持続的な外力が顎関節に影響し、顔面の左右非対称や顎関節症のリスクを高めます。

●呼吸・発音障害

舌の位置異常や口呼吸の習慣が、鼻づまり・アレルギー性疾患・滑舌の悪さを引き起こすことがあります。

第4章:家庭でできる気付きと対策

●よくあるサイン

•いつも口が開いている
•舌が前に出ている
•頬杖をよくつく
•前歯が閉じない(前歯が上下に離れている)
•唇や指に歯の跡がついている
•発音がはっきりしない

● 家庭でできる対応

•3歳以降も指しゃぶりがある場合は段階的にやめさせる努力を
•就寝時の手袋や絵本による行動変容を活用
•日中の姿勢指導(頬杖を避ける)
•正しい口唇閉鎖・鼻呼吸を意識させる
•食事中の咀嚼や飲み込み方を見直す(舌突出がある場合)

第5章:歯科医院での専門的アプローチ

●咬合診断・口腔筋機能評価

歯並びや咬み合わせ、口腔周囲筋の機能を総合的に診断し、習癖がもたらす影響を評価します。

●MFT(口腔筋機能療法)

舌・口唇・頬の筋肉のバランスを整える訓練療法で、異常嚥下や舌癖の改善に効果的です。継続的なトレーニングが必要となる場合もあります。

●矯正治療

口腔習癖が原因で生じた歯列不正については、小児矯正での早期対応が推奨されます。特に発育段階での骨格改善は、成人後よりも治療の選択肢が広がります。

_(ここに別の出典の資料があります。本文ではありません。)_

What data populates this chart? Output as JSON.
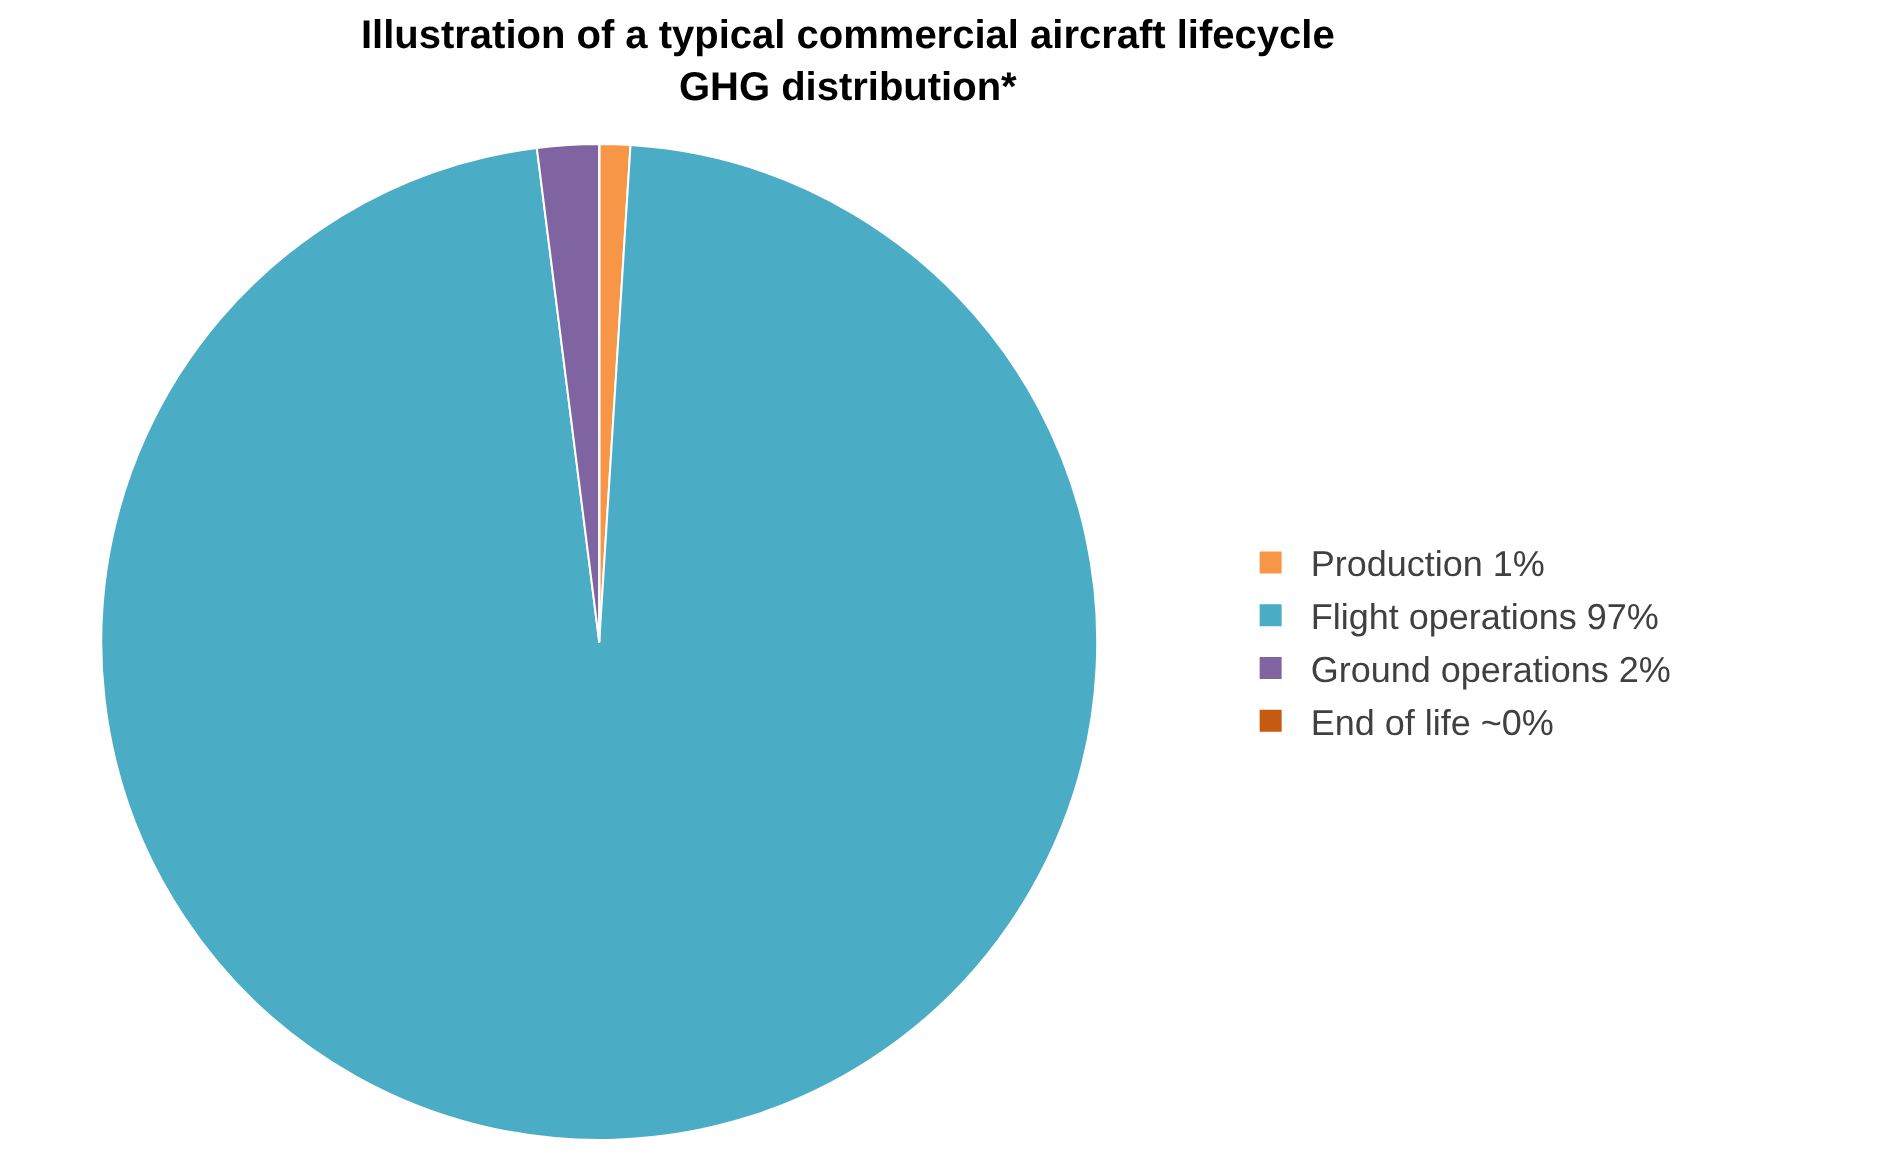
{
  "chart_data": {
    "type": "pie",
    "title": "Illustration of a typical commercial aircraft lifecycle\nGHG distribution*",
    "categories": [
      "Production 1%",
      "Flight operations 97%",
      "Ground operations 2%",
      "End of life ~0%"
    ],
    "values": [
      1,
      97,
      2,
      0
    ],
    "colors": [
      "#f79646",
      "#4bacc6",
      "#8064a2",
      "#c55a11"
    ],
    "legend": "right"
  }
}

第6章:当院での取り組み ― 習癖と成長を見守る体制

当院では、「スマイルキッズプログラム」を通じて、乳幼児期から学童期に至るまでのお子さまの歯と口の健康を継続的にサポートしています。
•定期検診時に歯並びや口腔筋機能のチェック
•保護者への習癖に関するフィードバック
•必要に応じた専門的指導・トレーニング提案
•食事・姿勢・呼吸指導を含む総合的なアプローチ
また、矯正専門医(女医)が常勤しており、歯並びの問題だけでなく口腔習癖への対応も専門的にご相談いただけます。お子さまの気になるクセがある、歯並びが心配、口がぽかんと開いているなど、お困りの際はお気軽にご相談ください。

まとめ:早期の気付きが将来の健康につながる

口腔習癖は、単なる「クセ」ではありません。成長発育期における歯や顎、さらには全身の健康にまで関わる重要な因子です。
「まだ小さいから」と見過ごさず、日常の中で違和感を感じたら、ぜひ一度歯科医院にご相談ください。正しい知識と適切な対応で、将来のお子さまの口腔環境を守ることができます。